Si Serge Prokofiev est connu pour avoir composé un des plus populaires contes musicaux, ‘Pierre et le Loup’, il souffre de l’étouffement pour raisons politiques d’une autre œuvre du même genre, ‘Le Bûcher d’Hiver’ (Winter Bonfire), une suite symphonique pour récitant, chœur de garçons et orchestre, op. 122, écrite en 1949 et créée en 1950.
Cette pièce d’une petite vingtaine de minutes se base sur un texte de Samuil Marshak qui met en scène un groupe de ‘Jeunes pionniers’, donc des membres de cette organisation idéologique, d’inspiration scout, des jeunes communistes de l’ex-URSS et dont tous les jeunes de 10 à 14 ans devaient obligatoirement faire partie. Le ‘Jeunes pionniers’ étaient une étape préparatoire au ‘Komsomol’, organisation des jeunes communistes de 14 à 29 ans. Cette composante politique a eu comme résultat que la musique ne s’est jamais imposée dans le répertoire des pays de l’Ouest. C’est dommage, car les mélodies évocatrices de ce petit chef d’œuvre ont tout pour plaire.
Et finalement, le texte de Marshak n’est guère idéologique en soi. Il raconte l’histoire d’un groupe d’enfants qui quitte Moscou pour des vacances d’hiver.
C’est avec une jolie mélodie très ‘train-train’ que débute le voyage. Le train s’arrête dans une petite gare, avant de traverser un paysage neigeux. Dans une musique poétique et contemplative, le célesta crée un tourbillon de flocons.
Sur un lac glacé on peut admirer les patineurs: pour ce patinage Prokofiev a composé une belle valse symphonique. Un trémolo de cordes mène au coucher de soleil qui s’annonce aux cors. Dans une atmosphère mystérieuse, le groupe de garçons se rassemble autour du feu et chante la chanson des pionniers. Seul le mot ‘kolkhoze’ rappelle l’ère soviétique. Les enfants vont se coucher et une rêverie symbolise leur sommeil. Un tambour les réveille, ils marchent vers le train qui repart sur la même mélodie que celle du voyage aller.
Le label Salamandre vient de publier cette belle œuvre de Serge Prokofiev, rassemblant sur le disque une version française, une version anglaise et une version sans commentaire.

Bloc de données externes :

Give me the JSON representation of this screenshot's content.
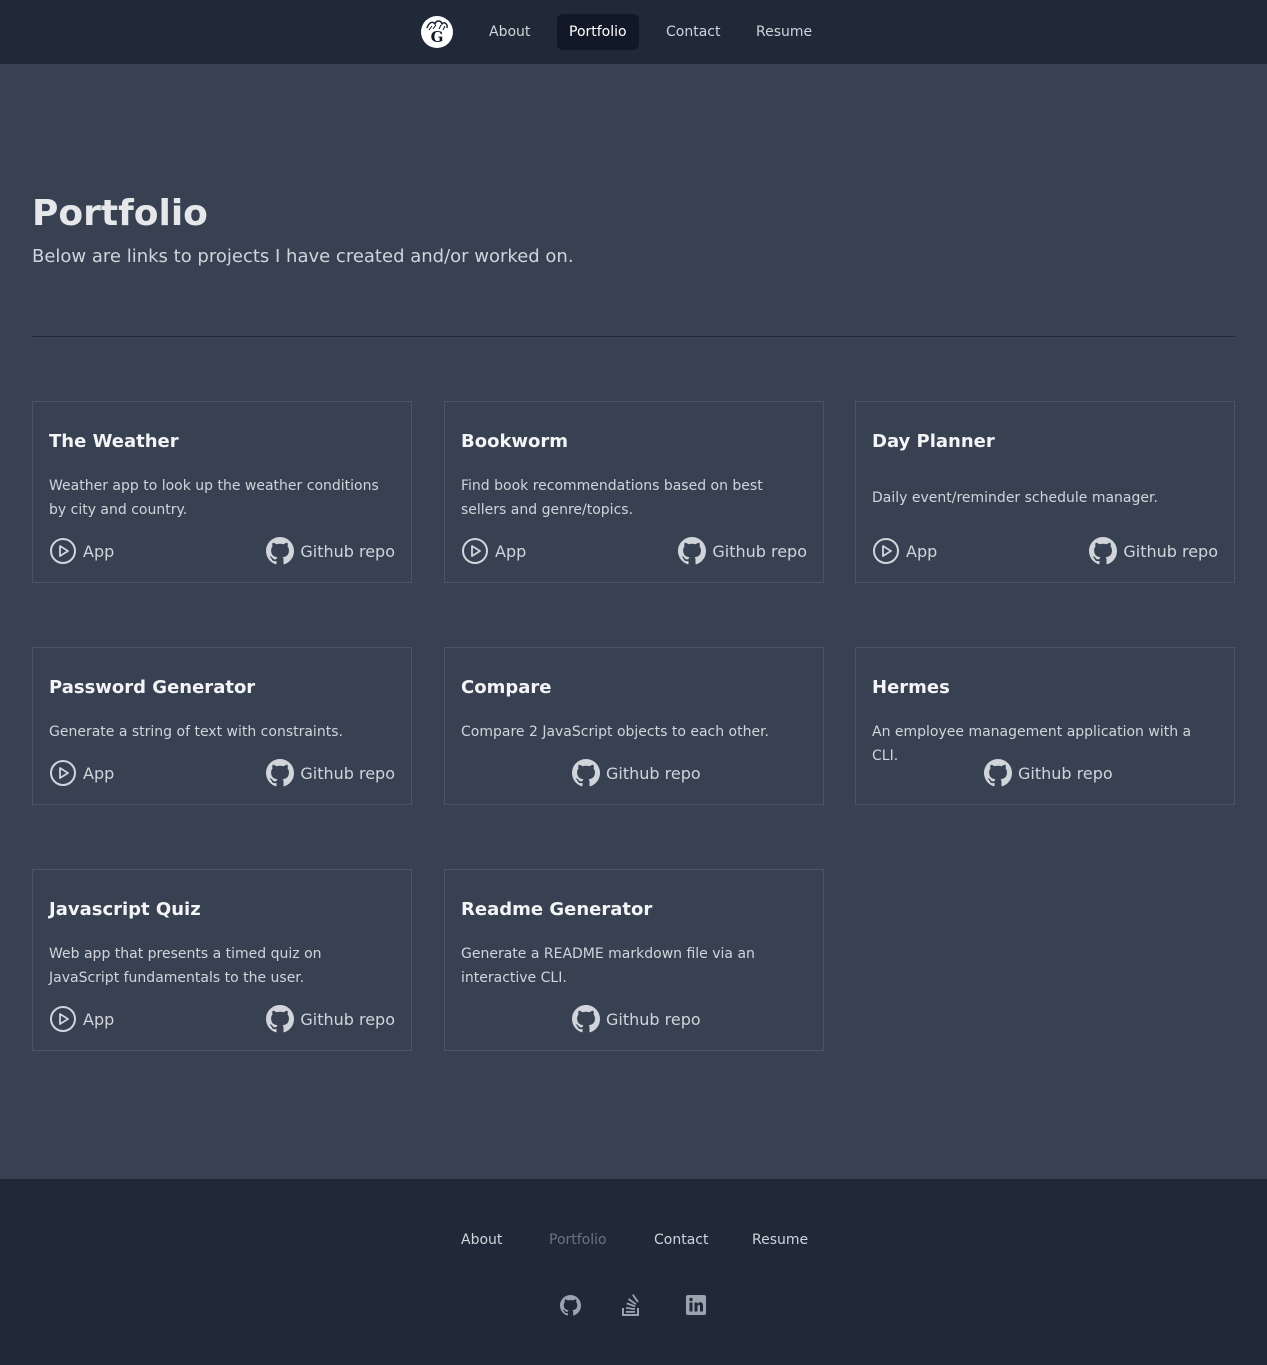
{
  "nav": {
    "logo_alt": "G",
    "items": [
      {
        "label": "About"
      },
      {
        "label": "Portfolio"
      },
      {
        "label": "Contact"
      },
      {
        "label": "Resume"
      }
    ]
  },
  "header": {
    "title": "Portfolio",
    "subtitle": "Below are links to projects I have created and/or worked on."
  },
  "projects": [
    {
      "title": "The Weather",
      "description": "Weather app to look up the weather conditions by city and country.",
      "app_label": "App",
      "repo_label": "Github repo"
    },
    {
      "title": "Bookworm",
      "description": "Find book recommendations based on best sellers and genre/topics.",
      "app_label": "App",
      "repo_label": "Github repo"
    },
    {
      "title": "Day Planner",
      "description": "Daily event/reminder schedule manager.",
      "app_label": "App",
      "repo_label": "Github repo"
    },
    {
      "title": "Password Generator",
      "description": "Generate a string of text with constraints.",
      "app_label": "App",
      "repo_label": "Github repo"
    },
    {
      "title": "Compare",
      "description": "Compare 2 JavaScript objects to each other.",
      "repo_label": "Github repo"
    },
    {
      "title": "Hermes",
      "description": "An employee management application with a CLI.",
      "repo_label": "Github repo"
    },
    {
      "title": "Javascript Quiz",
      "description": "Web app that presents a timed quiz on JavaScript fundamentals to the user.",
      "app_label": "App",
      "repo_label": "Github repo"
    },
    {
      "title": "Readme Generator",
      "description": "Generate a README markdown file via an interactive CLI.",
      "repo_label": "Github repo"
    }
  ],
  "footer": {
    "links": [
      {
        "label": "About"
      },
      {
        "label": "Portfolio"
      },
      {
        "label": "Contact"
      },
      {
        "label": "Resume"
      }
    ],
    "social_icons": [
      "github-icon",
      "stackoverflow-icon",
      "linkedin-icon"
    ]
  },
  "colors": {
    "page_bg": "#374151",
    "nav_bg": "#1f2937",
    "active_nav_bg": "#111827",
    "card_border": "#4b5563",
    "muted_link": "#6b7280"
  }
}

Vincent Figuri déclame le texte avec un pathos appuyé, et des passages de textes viennent se superposer à la musique, contrairement au voeu du compositeur qui avait conçu sa pièce comme suite symphonique, le texte étant destiné à être lu entre les divers morceaux. L’interprétation musicale par l’Orchestre de la Saison russe sous la direction d’Andrei Tchistiakov est excellente et inspirée.